Dr. Akbar makes the point that to know oneself is to know her or his particular tribe. The relationship of the self to a particular tribe challenges traditional Greco-Roman notions of the family, but on a much larger scale his research challenges contemporary liberal notions of the self, characterized by a social psychological relationship of self and other. It admits of no contemporary empirical science of psychology – moral or other – and of contemporary notions of popular government, as in the case of legislative democratic governance. The contemporary relationship of self to other to which we are accustomed has inherited, as I have mentioned in a previous article, a wealth of insidious prejudices that cannot be resolved. Contemporary liberalism, whose force is evidenced by the removal of the Ten Commandments from an Alabama courthouse, begins by imposing liberal policies. In other words, prejudice is “just there”; it is instead recycled within a democratic social arena without any method of understanding its true origins. Maybe if each of us view ourselves as members of tribes from time to time we can get to know each other, really.

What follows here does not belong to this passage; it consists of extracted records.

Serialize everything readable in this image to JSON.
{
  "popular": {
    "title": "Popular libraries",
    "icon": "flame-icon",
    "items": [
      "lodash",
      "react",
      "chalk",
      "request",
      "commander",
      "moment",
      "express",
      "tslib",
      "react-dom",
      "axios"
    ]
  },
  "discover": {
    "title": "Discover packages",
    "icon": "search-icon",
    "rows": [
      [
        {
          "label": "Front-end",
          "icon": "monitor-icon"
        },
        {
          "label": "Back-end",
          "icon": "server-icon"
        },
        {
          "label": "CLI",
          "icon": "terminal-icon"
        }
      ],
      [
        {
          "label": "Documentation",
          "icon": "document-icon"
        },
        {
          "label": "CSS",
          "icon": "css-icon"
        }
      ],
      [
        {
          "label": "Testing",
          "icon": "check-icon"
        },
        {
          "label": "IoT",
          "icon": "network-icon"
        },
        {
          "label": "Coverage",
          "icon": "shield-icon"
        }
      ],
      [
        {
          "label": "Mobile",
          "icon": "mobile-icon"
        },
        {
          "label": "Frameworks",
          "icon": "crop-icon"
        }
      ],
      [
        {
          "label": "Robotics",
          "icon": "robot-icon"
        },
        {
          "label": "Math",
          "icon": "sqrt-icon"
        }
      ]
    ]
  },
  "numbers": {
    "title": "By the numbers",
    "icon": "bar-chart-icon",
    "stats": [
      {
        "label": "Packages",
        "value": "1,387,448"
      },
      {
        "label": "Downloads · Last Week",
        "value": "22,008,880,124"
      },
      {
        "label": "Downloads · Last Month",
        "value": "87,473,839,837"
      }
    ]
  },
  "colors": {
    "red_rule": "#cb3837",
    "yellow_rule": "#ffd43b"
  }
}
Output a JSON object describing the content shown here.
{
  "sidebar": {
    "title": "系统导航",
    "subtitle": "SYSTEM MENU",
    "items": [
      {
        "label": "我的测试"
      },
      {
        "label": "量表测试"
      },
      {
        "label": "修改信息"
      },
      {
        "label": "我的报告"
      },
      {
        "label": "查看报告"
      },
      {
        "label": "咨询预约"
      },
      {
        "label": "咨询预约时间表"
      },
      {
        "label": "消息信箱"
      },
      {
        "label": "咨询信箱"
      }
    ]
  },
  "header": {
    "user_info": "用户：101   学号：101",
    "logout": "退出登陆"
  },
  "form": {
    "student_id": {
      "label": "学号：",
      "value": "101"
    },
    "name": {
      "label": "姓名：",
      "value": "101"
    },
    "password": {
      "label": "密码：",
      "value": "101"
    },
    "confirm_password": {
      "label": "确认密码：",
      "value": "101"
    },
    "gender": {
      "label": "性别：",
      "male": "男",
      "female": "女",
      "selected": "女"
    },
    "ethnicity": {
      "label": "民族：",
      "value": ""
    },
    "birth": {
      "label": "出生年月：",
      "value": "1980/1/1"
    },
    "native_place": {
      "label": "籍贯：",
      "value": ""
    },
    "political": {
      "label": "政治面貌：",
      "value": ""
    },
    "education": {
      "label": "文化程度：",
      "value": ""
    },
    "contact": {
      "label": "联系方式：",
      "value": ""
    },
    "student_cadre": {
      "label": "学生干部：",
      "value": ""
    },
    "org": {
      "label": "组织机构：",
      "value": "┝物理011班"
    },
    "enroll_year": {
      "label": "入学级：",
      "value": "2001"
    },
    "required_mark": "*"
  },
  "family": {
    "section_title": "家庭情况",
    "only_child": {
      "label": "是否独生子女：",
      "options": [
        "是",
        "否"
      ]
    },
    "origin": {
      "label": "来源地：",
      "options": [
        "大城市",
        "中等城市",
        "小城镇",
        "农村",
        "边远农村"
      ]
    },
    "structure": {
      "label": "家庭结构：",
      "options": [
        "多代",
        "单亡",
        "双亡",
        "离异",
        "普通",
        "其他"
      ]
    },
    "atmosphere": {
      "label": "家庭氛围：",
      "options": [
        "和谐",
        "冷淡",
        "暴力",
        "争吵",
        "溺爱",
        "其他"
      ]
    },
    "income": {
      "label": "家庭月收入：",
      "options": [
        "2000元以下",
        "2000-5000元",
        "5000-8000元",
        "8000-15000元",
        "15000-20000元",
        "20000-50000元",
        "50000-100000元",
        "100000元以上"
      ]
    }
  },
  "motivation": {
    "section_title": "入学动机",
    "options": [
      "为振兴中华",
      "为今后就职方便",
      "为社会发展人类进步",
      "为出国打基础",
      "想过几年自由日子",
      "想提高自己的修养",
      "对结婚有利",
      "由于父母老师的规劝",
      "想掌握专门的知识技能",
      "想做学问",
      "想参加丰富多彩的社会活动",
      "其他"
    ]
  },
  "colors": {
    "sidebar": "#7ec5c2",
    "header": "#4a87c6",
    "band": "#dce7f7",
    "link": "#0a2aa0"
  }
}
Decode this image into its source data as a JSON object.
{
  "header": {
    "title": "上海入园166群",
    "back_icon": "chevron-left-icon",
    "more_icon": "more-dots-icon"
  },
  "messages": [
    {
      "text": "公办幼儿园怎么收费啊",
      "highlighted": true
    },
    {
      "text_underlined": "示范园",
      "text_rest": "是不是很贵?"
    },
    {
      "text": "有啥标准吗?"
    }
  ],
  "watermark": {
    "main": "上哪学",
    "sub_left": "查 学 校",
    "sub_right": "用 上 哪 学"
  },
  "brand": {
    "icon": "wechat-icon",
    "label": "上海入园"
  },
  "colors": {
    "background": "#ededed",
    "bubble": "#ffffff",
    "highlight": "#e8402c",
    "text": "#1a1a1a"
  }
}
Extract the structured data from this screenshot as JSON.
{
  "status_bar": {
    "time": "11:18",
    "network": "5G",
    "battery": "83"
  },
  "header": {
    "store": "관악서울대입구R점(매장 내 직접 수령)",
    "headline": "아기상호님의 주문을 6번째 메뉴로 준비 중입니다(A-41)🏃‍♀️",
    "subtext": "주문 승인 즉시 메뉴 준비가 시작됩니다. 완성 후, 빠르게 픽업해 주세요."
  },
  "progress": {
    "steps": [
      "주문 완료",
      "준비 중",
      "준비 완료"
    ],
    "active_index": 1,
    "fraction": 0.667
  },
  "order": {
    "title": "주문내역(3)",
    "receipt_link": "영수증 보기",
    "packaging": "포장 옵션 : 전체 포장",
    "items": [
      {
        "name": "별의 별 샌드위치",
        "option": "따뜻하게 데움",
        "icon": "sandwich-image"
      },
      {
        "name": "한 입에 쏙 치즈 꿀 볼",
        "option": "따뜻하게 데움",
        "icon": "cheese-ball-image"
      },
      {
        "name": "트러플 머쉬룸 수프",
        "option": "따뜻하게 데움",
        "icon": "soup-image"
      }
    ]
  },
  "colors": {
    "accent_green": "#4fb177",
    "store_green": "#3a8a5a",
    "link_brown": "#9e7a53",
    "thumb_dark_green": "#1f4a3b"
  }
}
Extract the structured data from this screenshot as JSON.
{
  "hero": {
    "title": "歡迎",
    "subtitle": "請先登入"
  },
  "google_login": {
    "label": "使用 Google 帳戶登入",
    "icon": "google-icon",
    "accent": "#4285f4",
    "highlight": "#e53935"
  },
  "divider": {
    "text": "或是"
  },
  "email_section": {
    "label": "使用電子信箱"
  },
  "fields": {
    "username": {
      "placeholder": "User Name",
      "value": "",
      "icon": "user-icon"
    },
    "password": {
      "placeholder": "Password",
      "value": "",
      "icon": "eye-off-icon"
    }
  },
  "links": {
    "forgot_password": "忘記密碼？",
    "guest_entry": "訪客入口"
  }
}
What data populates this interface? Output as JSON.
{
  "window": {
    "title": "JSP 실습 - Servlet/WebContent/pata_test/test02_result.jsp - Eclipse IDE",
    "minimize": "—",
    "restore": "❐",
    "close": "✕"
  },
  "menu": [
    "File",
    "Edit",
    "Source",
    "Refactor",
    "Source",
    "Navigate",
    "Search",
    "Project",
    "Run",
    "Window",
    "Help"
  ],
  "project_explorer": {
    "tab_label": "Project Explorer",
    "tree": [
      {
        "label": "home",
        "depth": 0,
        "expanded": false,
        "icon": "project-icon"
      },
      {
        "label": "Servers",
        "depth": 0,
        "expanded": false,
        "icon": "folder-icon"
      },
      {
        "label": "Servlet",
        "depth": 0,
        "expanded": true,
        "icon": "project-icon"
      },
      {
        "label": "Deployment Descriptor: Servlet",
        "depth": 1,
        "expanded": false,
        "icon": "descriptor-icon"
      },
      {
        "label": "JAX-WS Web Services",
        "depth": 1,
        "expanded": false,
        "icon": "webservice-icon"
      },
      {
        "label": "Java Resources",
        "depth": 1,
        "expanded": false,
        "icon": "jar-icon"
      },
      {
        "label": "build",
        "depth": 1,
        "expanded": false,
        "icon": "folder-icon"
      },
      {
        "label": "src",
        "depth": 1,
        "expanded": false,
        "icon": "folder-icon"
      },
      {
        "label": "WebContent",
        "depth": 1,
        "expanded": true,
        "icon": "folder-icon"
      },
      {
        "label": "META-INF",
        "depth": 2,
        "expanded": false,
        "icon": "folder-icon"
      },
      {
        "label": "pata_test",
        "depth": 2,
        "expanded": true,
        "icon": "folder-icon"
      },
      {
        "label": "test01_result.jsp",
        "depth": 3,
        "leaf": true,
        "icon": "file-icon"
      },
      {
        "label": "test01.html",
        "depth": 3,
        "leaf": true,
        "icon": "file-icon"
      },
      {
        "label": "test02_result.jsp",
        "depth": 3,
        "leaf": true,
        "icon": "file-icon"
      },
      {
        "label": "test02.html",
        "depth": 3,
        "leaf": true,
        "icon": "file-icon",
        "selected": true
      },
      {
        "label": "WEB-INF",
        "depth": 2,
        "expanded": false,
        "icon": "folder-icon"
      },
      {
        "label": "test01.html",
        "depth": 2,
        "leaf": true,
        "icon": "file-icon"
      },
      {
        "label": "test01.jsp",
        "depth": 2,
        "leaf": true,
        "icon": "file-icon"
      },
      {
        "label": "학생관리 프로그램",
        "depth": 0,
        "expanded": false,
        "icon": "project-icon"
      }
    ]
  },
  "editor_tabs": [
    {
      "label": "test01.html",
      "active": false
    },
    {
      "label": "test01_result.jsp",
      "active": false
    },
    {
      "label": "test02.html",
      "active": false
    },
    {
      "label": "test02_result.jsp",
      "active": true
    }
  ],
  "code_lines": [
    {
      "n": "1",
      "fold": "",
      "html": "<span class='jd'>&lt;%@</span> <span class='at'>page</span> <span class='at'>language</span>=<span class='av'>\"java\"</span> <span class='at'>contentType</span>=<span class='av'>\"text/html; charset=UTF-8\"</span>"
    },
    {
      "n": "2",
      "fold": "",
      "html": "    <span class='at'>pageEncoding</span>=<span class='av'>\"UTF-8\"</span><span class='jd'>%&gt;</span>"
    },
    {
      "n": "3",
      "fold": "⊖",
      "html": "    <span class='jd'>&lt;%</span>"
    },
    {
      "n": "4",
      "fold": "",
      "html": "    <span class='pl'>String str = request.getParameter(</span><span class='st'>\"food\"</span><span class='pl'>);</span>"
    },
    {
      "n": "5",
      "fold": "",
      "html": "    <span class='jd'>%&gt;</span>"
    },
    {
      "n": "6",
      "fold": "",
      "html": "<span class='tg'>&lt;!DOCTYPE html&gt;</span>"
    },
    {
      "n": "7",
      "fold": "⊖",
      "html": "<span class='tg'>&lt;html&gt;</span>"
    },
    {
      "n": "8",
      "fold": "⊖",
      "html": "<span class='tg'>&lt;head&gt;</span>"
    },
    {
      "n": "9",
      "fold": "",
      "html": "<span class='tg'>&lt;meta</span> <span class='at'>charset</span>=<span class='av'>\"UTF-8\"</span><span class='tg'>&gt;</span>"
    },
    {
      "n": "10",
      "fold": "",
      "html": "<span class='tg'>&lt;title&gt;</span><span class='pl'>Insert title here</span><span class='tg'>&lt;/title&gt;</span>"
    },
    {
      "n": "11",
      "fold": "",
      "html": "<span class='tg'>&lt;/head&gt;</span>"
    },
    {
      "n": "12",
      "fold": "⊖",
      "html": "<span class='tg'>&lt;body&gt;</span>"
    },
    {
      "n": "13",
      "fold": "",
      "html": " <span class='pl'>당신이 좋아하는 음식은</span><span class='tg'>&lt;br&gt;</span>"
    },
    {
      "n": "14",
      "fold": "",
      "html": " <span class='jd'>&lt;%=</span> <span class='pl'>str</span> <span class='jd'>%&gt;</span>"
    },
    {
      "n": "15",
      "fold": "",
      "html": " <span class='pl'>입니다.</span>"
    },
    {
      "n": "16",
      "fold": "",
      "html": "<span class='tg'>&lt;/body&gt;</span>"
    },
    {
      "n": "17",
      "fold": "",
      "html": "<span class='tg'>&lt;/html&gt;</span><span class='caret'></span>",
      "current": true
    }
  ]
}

Increasingly, modern societies, such as ours, makes it is extremely difficult for us to exercise moral judgment, and as such, we often don’t transcend well-established social psychological maxims and statistical categories, such as “self-esteem” and politically under-represented social groups such as “blacks” and “native-American”. I have found, for one thing, that not all whites look alike. Try this simple but sincere experiment. Take the subway one morning and observe people’s native characteristics such as cheekbone size (but do not stare!); you will notice that individuals, of whatever complexion, vary according to such criteria. Attend Jum’uah on any Friday afternoon and observe the same. I remember also sitting with an individual who was so black he seemed purple; on another occasion I sat next to another who was so white he seemed pale. Nonetheless, the moral of this example is that we are all human beings in need of Almighty Allah (SWT), whose only concern is to see which one of us is nearest to Him in piety, patience and perseverance. Instead, we are acutely aware of our prejudices (based on skin complexion) through social relationships. As the fundamental aim of American liberal political philosophy is not to argue for a return to nature but to show the way in which the social bond can be made legitimate, and to outline a society in which values - equality and liberty - rule in such a way that individuals interact with each other based on free and equal social relationships, our various prejudices assume nascent variations through resentment because they are encircled within a social atmosphere.

Psychiatrist turned revolutionary Frantz Fanon seemed to be in the throes of overcoming resentment as he is reported to have mentioned that Arabs “with his hunted looks, suspicious, on the run, wrapped in those long ragged robes that seem to have been created especially for him”; at the same time policemen stopped him in broad daylight; they mistook him for an Arab. But alas! The Holy Bible resolves resentment against Arab tribes (Genesis 25: 12-18).